10.5.1. in the case of Services, resupplying the Services or paying the costs of resupplying the Services; or

10.5.2. in the case of goods, replacing or repairing the goods or supplying equivalent goods, or paying for the cost of replacing or repairing the goods or of acquiring equivalent goods.

10.7 The User acknowledges that it has not relied on any representation, warranty, promise, forecast or statement made by the Licensor.


10.8 A party indemnifies (Indemnifying Party) the other party (Indemnified Party) against all third party claims (including all legal costs) reasonably incurred by the Indemnified Party arising out of or incidental to:

10.8.1. the Indemnifying Party’s exercise of its rights under these Terms and Conditions;

10.8.2. any breach by the Indemnifying Party of its obligations under these Terms and Conditions;

10.8.3. the use of the Licensed IP, Services or the Branding by the Indemnifying Party.
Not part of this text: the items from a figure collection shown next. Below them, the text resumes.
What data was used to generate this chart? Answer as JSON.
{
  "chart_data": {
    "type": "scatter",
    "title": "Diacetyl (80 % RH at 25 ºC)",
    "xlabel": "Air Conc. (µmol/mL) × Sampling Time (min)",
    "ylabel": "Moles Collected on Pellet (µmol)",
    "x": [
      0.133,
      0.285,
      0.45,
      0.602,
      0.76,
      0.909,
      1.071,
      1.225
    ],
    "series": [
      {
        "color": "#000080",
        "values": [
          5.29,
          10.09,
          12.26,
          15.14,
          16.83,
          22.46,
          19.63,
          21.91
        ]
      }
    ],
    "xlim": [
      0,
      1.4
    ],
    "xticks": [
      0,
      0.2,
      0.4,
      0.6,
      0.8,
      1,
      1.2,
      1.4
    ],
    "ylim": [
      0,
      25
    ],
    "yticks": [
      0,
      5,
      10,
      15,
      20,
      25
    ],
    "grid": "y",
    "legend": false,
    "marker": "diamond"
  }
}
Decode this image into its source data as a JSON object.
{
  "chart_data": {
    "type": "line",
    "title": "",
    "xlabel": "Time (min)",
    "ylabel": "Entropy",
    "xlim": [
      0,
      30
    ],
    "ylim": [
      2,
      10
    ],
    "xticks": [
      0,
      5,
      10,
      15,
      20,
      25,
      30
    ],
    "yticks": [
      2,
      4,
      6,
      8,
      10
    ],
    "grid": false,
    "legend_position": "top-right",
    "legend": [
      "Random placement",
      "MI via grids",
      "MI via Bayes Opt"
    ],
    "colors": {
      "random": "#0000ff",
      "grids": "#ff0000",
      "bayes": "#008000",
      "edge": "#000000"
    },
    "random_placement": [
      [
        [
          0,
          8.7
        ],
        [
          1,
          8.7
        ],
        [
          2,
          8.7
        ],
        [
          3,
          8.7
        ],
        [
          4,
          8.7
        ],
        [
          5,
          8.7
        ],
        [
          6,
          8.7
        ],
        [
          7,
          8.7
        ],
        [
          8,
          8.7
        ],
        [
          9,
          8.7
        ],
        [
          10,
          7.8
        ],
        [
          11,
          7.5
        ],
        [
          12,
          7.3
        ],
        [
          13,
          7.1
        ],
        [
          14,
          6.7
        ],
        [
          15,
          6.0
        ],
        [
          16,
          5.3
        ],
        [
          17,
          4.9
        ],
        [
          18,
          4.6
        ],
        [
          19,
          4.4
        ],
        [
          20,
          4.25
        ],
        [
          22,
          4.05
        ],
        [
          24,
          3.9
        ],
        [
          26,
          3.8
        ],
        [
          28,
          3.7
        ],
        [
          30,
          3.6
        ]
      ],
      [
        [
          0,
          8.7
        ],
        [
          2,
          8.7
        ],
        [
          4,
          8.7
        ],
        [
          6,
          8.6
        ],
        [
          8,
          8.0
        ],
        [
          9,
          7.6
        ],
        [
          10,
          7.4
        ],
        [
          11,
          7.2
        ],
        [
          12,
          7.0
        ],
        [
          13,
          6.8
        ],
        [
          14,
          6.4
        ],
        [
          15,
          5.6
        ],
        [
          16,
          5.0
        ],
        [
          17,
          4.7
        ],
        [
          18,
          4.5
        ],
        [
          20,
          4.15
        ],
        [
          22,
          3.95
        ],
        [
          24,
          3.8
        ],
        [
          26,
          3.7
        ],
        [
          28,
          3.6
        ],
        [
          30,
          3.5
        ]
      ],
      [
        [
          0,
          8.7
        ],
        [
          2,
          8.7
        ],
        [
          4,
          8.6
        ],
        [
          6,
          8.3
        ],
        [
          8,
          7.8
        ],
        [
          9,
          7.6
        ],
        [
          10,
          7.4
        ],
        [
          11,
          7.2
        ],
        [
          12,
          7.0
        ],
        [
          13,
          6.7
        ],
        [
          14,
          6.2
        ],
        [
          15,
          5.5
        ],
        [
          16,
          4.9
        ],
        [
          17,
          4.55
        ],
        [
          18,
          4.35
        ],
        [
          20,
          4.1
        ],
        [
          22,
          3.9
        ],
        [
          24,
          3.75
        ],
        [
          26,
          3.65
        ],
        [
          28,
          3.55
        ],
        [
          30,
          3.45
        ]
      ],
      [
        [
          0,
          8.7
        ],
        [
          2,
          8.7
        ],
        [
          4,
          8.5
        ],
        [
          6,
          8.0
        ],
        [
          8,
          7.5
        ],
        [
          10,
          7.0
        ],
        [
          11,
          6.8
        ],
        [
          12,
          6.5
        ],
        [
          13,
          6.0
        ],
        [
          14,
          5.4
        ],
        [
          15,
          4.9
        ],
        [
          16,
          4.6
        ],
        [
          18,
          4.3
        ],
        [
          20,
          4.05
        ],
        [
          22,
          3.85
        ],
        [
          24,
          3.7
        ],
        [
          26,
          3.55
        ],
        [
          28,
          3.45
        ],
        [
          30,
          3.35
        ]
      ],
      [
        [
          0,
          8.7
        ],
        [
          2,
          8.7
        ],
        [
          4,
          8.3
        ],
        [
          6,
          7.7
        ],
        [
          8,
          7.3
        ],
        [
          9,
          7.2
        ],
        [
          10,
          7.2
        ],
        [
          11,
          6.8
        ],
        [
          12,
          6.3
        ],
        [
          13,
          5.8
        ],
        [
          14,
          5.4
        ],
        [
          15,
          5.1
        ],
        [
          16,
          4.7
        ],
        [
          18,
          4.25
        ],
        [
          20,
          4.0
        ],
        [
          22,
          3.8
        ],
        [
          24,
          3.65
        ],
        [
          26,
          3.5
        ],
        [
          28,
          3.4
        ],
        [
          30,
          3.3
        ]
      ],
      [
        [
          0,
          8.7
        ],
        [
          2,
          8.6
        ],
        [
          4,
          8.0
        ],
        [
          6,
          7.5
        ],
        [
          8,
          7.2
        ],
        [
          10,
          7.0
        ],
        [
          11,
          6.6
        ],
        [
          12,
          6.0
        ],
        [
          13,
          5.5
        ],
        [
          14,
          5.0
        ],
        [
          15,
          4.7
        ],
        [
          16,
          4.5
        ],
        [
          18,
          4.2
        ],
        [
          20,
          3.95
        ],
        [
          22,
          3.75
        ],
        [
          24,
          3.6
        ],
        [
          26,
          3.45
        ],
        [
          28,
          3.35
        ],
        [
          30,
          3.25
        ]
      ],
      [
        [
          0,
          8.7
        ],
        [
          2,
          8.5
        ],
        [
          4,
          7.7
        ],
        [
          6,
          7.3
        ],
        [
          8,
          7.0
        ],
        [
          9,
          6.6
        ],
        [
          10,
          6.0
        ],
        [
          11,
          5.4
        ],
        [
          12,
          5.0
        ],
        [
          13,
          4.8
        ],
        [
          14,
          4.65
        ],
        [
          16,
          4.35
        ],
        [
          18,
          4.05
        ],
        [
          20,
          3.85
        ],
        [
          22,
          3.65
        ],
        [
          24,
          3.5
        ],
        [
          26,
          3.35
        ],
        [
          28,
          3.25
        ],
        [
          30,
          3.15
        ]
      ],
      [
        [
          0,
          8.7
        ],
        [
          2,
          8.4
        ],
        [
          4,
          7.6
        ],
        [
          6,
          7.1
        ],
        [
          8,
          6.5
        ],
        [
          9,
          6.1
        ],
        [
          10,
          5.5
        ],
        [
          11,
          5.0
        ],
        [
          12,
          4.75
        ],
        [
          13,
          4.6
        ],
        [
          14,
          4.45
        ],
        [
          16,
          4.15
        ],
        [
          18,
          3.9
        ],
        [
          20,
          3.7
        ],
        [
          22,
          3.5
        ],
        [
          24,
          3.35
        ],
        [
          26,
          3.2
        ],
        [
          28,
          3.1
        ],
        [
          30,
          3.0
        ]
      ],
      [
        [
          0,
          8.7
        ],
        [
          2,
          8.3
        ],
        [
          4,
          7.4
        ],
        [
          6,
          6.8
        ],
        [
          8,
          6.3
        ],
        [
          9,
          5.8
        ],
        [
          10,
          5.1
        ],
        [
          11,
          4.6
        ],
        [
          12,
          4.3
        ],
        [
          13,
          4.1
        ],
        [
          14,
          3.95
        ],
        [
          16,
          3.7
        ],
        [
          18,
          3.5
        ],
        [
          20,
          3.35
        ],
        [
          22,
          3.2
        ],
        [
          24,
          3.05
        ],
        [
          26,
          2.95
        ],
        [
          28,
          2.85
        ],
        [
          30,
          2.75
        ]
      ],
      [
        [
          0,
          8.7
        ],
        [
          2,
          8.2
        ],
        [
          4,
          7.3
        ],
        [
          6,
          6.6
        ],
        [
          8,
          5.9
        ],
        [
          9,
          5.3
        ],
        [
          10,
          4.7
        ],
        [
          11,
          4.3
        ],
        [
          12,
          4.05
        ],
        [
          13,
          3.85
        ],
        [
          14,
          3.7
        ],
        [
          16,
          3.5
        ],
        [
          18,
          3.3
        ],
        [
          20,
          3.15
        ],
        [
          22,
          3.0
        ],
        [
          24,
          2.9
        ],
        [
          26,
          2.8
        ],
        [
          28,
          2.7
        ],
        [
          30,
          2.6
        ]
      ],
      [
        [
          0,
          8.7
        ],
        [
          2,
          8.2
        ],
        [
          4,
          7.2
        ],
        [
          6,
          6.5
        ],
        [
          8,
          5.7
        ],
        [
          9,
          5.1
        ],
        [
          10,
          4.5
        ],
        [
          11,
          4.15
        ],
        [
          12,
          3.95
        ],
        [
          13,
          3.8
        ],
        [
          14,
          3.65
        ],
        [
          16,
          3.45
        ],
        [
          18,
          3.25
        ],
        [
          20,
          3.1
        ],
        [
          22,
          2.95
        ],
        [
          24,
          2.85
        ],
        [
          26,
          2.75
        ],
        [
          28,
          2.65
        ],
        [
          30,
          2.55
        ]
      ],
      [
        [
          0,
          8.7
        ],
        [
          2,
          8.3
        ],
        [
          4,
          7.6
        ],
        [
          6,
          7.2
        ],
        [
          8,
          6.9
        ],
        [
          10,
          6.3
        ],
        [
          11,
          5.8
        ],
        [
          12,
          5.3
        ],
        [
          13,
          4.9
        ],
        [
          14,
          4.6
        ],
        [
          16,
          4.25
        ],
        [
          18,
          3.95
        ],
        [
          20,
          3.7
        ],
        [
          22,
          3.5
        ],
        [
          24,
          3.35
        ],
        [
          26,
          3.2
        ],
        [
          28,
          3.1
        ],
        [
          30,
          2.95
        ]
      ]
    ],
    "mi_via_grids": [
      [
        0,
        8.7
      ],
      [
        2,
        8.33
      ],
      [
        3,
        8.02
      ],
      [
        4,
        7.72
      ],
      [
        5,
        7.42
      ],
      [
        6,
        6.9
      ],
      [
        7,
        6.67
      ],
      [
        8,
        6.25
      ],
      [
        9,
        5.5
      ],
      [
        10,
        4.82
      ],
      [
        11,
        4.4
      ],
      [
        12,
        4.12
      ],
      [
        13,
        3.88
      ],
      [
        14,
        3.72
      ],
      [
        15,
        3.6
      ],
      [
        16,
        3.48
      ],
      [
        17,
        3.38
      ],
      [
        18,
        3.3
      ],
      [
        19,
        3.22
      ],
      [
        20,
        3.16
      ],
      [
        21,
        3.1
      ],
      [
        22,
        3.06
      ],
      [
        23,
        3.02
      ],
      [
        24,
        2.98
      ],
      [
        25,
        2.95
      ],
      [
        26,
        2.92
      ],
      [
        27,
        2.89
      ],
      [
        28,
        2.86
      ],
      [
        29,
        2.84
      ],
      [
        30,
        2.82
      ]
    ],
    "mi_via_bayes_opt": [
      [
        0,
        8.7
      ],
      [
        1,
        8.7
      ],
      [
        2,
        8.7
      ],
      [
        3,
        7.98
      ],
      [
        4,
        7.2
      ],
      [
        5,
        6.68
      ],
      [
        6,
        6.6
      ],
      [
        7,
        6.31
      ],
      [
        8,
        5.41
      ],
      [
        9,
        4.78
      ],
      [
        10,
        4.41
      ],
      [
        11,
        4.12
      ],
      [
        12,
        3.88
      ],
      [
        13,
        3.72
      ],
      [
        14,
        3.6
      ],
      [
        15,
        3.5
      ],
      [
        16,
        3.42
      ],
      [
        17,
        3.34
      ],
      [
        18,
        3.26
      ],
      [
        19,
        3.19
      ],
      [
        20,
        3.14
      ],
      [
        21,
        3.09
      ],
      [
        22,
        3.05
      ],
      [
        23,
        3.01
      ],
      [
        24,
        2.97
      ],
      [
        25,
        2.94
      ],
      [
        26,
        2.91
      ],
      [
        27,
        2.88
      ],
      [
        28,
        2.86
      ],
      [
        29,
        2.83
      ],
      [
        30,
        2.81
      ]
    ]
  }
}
10.9 The Licensor’s rights to be indemnified under clauses 10.8.1 to 10.8.3 are subject to the User’s rights under clause 10.2.

  1. General Provisions


11.1 These Terms and Conditions may only be varied in writing and signed by both parties.

Entire agreement

11.2 These Terms and Conditions constitute the entire understanding between the parties to the exclusion of any previous communications, representations or agreements whether verbal or written.

Further assurances

11.3 Each party must promptly execute all documents and do all things that another party from time to time reasonably requests to effect, perfect or complete these Terms and Conditions and all transactions incidental to it.
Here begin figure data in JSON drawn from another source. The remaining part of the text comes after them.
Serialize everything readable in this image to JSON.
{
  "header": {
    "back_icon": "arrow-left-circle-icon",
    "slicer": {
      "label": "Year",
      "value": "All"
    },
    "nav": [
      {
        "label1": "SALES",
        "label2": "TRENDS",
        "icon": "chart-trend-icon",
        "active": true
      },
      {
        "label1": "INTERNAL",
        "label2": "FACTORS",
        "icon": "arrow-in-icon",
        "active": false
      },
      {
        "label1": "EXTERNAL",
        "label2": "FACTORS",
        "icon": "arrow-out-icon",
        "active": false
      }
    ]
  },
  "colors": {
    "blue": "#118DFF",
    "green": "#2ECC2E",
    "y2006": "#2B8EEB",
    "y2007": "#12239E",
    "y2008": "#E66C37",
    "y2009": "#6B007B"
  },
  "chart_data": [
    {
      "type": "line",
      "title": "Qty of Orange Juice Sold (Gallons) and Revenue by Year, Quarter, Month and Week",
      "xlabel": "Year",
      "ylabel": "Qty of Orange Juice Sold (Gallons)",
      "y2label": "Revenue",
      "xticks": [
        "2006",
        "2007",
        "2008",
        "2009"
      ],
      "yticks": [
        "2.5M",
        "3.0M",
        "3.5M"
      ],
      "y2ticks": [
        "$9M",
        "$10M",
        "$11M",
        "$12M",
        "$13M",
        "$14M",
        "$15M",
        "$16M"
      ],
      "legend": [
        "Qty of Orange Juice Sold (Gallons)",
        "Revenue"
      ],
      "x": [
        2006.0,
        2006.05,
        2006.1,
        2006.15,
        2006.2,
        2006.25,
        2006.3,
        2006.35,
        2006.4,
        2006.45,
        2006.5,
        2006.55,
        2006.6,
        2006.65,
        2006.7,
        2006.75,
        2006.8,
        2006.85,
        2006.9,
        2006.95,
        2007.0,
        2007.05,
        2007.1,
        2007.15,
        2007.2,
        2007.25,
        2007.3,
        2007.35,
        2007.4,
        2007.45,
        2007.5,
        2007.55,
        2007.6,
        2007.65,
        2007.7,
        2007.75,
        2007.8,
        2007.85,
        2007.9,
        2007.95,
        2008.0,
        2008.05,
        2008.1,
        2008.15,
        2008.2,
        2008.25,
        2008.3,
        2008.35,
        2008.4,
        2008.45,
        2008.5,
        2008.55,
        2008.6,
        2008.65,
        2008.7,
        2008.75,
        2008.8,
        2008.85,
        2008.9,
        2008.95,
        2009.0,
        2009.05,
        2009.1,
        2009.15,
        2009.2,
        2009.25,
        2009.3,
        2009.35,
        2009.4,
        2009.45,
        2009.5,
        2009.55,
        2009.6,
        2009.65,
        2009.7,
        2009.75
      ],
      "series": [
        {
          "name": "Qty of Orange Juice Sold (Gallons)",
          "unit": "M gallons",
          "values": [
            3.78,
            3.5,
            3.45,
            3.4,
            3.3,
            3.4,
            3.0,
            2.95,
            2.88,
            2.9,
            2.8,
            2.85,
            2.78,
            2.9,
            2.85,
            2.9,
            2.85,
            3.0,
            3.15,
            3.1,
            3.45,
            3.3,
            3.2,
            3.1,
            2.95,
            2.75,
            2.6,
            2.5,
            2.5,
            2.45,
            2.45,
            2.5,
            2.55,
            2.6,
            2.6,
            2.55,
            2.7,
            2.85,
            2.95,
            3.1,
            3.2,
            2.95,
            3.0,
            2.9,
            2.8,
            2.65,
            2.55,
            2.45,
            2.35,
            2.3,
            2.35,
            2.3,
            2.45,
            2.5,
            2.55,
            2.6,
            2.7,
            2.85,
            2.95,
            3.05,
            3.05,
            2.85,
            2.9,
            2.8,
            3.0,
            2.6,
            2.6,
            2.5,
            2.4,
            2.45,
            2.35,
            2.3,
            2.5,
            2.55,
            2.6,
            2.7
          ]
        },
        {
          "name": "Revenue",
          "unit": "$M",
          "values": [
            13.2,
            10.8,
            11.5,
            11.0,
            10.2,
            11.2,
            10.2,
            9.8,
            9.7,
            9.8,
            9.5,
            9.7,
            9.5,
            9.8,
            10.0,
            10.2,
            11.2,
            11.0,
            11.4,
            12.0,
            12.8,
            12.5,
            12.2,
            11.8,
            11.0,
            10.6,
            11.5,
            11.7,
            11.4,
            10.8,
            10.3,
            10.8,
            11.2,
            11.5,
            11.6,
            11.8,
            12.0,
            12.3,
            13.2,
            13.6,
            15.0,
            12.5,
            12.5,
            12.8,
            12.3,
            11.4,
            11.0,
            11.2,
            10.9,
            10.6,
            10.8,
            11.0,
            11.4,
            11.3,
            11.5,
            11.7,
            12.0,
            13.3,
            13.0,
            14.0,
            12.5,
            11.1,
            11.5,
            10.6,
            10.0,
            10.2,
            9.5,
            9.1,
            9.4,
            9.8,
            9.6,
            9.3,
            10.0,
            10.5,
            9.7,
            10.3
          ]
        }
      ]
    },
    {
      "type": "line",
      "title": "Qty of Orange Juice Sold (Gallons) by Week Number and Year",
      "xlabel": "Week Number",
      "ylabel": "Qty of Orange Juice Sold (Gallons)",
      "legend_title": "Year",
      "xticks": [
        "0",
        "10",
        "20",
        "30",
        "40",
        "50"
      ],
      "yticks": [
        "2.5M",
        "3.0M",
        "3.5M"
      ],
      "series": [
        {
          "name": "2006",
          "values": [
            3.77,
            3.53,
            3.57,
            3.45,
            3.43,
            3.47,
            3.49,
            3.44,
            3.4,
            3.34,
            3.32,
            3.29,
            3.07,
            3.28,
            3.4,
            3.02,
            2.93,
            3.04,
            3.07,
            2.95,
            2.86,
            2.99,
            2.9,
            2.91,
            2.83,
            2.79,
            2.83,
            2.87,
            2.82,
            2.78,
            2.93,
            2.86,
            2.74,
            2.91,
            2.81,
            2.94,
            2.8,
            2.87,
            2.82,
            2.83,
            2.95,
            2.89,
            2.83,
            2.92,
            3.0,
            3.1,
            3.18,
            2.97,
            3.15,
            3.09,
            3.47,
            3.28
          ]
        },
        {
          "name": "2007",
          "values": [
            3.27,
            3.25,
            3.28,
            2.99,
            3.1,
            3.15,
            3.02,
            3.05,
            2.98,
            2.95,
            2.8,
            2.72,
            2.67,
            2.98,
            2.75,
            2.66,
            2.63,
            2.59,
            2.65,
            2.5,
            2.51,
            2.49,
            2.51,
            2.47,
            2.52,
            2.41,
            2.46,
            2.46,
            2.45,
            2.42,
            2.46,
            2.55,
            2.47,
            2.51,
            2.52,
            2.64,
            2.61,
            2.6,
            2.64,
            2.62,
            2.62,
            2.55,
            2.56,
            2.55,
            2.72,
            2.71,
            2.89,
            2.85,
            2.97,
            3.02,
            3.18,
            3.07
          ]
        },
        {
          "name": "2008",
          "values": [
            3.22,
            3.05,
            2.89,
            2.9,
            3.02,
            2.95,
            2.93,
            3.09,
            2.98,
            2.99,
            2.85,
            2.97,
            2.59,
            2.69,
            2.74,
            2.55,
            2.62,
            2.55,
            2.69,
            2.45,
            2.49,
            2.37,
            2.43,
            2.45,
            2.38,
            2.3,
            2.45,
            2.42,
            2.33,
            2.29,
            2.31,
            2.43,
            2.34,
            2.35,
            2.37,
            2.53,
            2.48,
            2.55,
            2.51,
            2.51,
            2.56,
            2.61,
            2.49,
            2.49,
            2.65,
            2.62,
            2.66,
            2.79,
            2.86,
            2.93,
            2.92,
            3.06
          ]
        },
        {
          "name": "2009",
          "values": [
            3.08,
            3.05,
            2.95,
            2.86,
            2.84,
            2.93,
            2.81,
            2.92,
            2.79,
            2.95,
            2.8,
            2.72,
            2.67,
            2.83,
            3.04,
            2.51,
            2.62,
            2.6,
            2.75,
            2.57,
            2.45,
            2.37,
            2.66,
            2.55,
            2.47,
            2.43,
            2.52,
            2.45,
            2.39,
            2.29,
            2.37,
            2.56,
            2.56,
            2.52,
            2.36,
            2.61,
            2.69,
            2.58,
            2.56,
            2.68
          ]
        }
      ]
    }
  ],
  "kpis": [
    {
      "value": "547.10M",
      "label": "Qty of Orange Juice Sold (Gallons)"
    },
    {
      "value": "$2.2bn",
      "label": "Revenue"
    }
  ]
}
11.4 Each provision of these Terms and Conditions is individually severable.  If any provision is or becomes illegal, unenforceable or invalid in any jurisdiction it is to be treated as being severed from these Terms and Conditions in the relevant jurisdiction, but the rest of these Terms and Conditions will not be affected.  The legality, validity and enforceability of the provision in any other jurisdiction will not be affected.
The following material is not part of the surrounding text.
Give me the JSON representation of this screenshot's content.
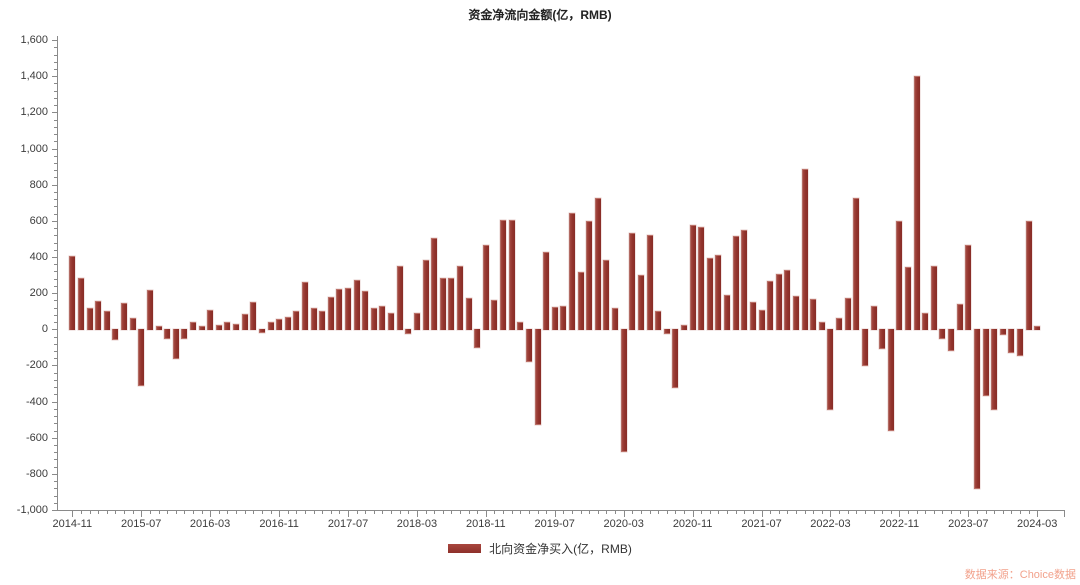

11.5 A waiver of any right, power or remedy under these Terms and Conditions must be in writing signed by the party granting it.  A waiver only affects the particular obligation or breach for which it is given.  It is not an implied waiver of any other obligation or breach or an implied waiver of that obligation or breach on any other occasion.

Governing law and jurisdiction

11.6 These Terms and Conditions are governed by the laws of New South Wales.  The parties submit to the non-exclusive jurisdiction of its courts and courts of appeal from them.  The parties will not object to the exercise of jurisdiction by those courts on any basis and any courts of appeal from those courts.



Licensed IP:


Any Branding and any materials produced by, or on behalf of, the Licensor related to iSurveyRisk

Licence Fee:

$1,250 (plus GST) inclusive of 25 Reports

Note: The Licensor will not provide any refund to the User for any unused Surveys following the expiry of the Term or termination of these Terms and Conditions.




iSurveyRisk is an online risk assessment tool allowing the User to conduct on-site short form Surveys via desktop, tablets or smartphones to assess property risks. The Survey will produce a risk score allowing the User to assess risk and provide risk recommendations. Where a risk engineering report has been completed by an engineer for the User or the User’s client, this report will be available to the User via the iSurveyRisk platform.